21. São muito raras as aparições tangíveis,
sendo, no entanto, frequentes as vaporosas. São-no, sobretudo, no momento da
morte. O Espírito que se libertou como que tem pressa de ir rever os seus
parentes e amigos, quiçá para avisá-los de que acaba de deixar a Terra e dizer-lhes
que continua a viver. Recorra cada um às suas lembranças e verificará
que muitos factos autênticos desse género, aos quais não foi dada a devida
atenção, ocorreram, não somente à noite, mas em pleno dia e em completo estado
de vigília.
§ III — Transfiguração. Invisibilidade
22. O perispírito das
pessoas vivas goza das mesmas propriedades que o dos Espíritos. Como já
foi dito, o daquelas não se encontra confinado no corpo: irradia e forma em
torno deste uma espécie de atmosfera fluídica. Ora, pode suceder que, em
certos casos e dadas as mesmas circunstâncias, ele sofra uma transformação
análoga à já descrita: a forma real e material do corpo se desvanece sob aquela
camada fluídica, se assim nos podemos exprimir, e tomar por momentos uma
aparência inteiramente diversa, mesmo a de outra pessoa ou a do Espírito que
combina os seus fluidos com os do indivíduo, podendo também dar a um semblante
feio um aspecto bonito e radioso. Tal é o fenómeno que se designa pelo
nome de “transfiguração”, bastante frequente e que se produz,
principalmente, quando as circunstâncias ocorrentes provocam mais abundante
expansão de fluido.
O fenómeno da transfiguração pode operar-se com intensidades
muito diferentes, conforme o grau de depuração do perispírito, grau que
sempre corresponde ao da elevação moral do Espírito. Cinge-se às vezes a
uma simples mudança no aspecto geral da fisionomia, enquanto que doutras vezes
dá ao perispírito uma aparência luminosa e esplêndida.

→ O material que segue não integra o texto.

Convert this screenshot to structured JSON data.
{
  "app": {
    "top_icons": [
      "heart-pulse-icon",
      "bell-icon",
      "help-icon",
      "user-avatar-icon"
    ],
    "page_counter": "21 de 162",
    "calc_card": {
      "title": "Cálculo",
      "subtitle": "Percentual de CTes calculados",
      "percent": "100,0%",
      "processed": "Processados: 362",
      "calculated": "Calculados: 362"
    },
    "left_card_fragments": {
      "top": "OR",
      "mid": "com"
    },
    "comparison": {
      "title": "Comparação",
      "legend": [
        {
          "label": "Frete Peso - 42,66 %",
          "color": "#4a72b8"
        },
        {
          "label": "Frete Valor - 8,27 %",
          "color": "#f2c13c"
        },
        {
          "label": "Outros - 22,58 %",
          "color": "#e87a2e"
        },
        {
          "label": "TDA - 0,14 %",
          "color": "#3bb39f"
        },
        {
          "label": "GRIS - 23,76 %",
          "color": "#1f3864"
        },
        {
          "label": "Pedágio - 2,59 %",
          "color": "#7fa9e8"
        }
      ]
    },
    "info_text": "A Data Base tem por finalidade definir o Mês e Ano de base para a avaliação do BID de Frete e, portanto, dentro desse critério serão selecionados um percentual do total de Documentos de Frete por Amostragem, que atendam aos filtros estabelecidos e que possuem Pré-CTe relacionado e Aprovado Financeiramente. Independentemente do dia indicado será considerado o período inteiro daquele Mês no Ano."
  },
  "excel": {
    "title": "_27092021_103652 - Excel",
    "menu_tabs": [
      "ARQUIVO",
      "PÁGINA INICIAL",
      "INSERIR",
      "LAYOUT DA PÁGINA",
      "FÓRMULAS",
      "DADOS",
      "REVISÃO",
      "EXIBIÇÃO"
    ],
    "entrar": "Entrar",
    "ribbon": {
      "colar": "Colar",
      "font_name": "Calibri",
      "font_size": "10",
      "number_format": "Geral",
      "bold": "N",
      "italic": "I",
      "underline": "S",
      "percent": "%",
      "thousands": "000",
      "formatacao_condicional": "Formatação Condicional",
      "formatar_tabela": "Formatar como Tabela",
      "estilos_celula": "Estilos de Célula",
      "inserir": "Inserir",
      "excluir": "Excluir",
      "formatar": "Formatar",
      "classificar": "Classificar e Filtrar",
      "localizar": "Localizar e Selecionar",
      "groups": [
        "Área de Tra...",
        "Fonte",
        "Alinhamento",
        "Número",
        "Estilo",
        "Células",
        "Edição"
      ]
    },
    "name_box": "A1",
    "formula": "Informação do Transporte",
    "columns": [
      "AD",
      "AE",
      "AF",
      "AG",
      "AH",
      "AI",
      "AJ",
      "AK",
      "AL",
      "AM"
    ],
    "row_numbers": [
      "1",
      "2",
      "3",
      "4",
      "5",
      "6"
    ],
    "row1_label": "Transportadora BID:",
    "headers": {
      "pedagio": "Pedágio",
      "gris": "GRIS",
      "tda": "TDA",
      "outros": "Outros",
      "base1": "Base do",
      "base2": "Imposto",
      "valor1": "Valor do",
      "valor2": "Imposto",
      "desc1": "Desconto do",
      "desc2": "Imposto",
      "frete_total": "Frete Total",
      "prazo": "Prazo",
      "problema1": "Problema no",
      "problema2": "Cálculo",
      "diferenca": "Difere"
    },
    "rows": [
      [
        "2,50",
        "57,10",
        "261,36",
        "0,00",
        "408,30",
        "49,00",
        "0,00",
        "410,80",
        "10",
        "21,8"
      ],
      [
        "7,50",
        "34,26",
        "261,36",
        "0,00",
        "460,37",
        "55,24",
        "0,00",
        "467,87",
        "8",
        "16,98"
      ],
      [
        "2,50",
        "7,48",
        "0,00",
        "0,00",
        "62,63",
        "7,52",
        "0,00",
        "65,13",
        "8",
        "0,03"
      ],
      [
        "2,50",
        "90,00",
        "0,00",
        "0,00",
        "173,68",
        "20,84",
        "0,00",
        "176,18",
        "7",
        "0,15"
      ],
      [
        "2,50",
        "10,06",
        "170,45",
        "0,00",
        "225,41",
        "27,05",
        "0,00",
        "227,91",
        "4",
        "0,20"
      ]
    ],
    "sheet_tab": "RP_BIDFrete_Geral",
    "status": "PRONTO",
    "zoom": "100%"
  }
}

A forma material pode consequentemente desaparecer sob o
fluido perispirítico,
sem que se faça para isso necessário que o fluido assuma outro aspecto. Por
vezes, apenas oculta um corpo inerte ou vivo, tornando-o invisível para uma ou
para muitas pessoas, como o faria uma camada de vapor.
Tomamos as coisas actuais unicamente como termos de
comparação, sem pretendermos uma analogia absoluta, que não existe.
23. Estes fenómenos talvez pareçam singulares,
mas somente por não se conhecerem ainda as propriedades do fluido perispirítico. Este
é, para nós, um novo corpo, que há de possuir propriedades novas e que não se
podem estudar senão pelos processos ordinários da Ciência, mas que não deixam,
por isso, de ser propriedades naturais, só tendo de maravilhosa a
novidade.
/…
ALLAN KARDEC, Obras Póstumas, Primeira
Parte, Manifestações dos Espíritos, II MANIFESTAÇÕES VISUAIS, III TRANSFIGURAÇÃO.
INVISIBILIDADE, 12º fragmento solto da obra.